El Archilector Sult alzó un brazo y señaló a los tres prisioneros.
—¡Milores, ahí tienen las pruebas que solicitaban!
—¡Esto es una farsa! —bramó Lord Brock poniéndose de pie de un salto—. ¡Una afrenta intolerable!
Pero pocas voces lo secundaron, y las que lo hicieron, no se mostraron excesivamente entusiastas. Especialmente elocuente fue el silencio de Lord Heugen, que parecía estar estudiando con sumo interés el espléndido cuero de sus zapatos. Barezin estaba tan encajonado en su escaño que parecía como si en apenas un minuto su tamaño se hubiera reducido a la mitad. Lord Isher miraba a la pared mientras jugueteaba distraídamente con su cadena de oro, como si el destino del Gremio de los Sederos hubiera perdido para él todo interés.
Brock apeló al propio Juez Supremo, que permanecía inmóvil en su asiento de la mesa presidencial.
—¡Lord Marovia, se lo ruego! ¡Usted es un hombre sensato! ¡No consienta que sigan adelante con esta parodia!

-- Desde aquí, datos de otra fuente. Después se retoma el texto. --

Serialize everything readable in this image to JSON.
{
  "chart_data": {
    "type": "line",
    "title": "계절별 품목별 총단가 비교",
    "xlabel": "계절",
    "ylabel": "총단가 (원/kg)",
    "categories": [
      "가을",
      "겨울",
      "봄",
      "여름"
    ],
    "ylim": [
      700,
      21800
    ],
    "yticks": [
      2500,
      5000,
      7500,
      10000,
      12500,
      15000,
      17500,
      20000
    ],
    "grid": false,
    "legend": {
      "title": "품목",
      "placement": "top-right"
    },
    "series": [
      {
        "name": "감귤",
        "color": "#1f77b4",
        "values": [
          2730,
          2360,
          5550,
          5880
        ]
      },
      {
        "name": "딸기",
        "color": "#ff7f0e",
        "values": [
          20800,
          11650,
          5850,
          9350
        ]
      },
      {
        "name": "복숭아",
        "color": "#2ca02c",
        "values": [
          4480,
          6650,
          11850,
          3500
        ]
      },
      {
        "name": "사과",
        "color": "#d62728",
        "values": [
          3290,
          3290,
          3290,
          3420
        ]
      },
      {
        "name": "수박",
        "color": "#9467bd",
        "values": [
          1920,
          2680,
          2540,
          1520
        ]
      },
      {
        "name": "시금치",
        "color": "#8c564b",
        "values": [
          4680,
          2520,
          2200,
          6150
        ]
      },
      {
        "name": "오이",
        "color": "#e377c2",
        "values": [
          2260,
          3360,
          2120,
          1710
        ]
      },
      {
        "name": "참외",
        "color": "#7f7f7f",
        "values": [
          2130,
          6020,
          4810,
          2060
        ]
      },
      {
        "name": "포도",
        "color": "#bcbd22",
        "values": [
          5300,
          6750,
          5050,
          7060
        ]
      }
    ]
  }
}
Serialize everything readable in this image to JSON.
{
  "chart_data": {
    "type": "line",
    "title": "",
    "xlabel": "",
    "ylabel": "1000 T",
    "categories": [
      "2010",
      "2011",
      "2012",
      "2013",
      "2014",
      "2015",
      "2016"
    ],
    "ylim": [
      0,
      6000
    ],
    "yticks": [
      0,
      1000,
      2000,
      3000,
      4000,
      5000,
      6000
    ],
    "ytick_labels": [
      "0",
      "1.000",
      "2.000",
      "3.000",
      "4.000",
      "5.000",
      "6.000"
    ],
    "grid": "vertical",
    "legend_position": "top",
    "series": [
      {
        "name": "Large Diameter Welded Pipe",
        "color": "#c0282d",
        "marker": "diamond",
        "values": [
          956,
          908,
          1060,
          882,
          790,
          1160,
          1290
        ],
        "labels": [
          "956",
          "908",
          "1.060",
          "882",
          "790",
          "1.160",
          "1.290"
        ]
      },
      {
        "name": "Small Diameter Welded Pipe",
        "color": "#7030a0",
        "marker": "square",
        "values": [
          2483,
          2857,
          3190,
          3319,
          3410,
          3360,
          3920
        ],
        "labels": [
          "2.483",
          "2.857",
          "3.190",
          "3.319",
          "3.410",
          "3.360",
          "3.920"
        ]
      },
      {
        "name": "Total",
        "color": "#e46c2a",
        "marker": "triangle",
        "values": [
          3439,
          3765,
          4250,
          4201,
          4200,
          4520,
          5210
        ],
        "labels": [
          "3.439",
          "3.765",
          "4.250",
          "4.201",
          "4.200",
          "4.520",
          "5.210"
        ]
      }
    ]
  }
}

La sala aguardó expectante la respuesta del anciano magistrado. Marovia frunció el ceño y se acarició sus pobladas barbas. Luego miró al sonriente Archilector. Y se aclaró la garganta:
—No le quepa la menor duda de que comparto su pesadumbre, Lord Brock, pero tengo la impresión de que hoy no es el día de los hombres sensatos. El Consejo Cerrado ha examinado el caso y se ha dado por satisfecho. Tengo las manos atadas.
Brock abrió y cerró la boca degustando el amargo sabor de la derrota.
—¡Qué clase de justicia es ésta! —gritó volviéndose hacia sus pares—. ¡Es evidente que estos hombres han sido torturados!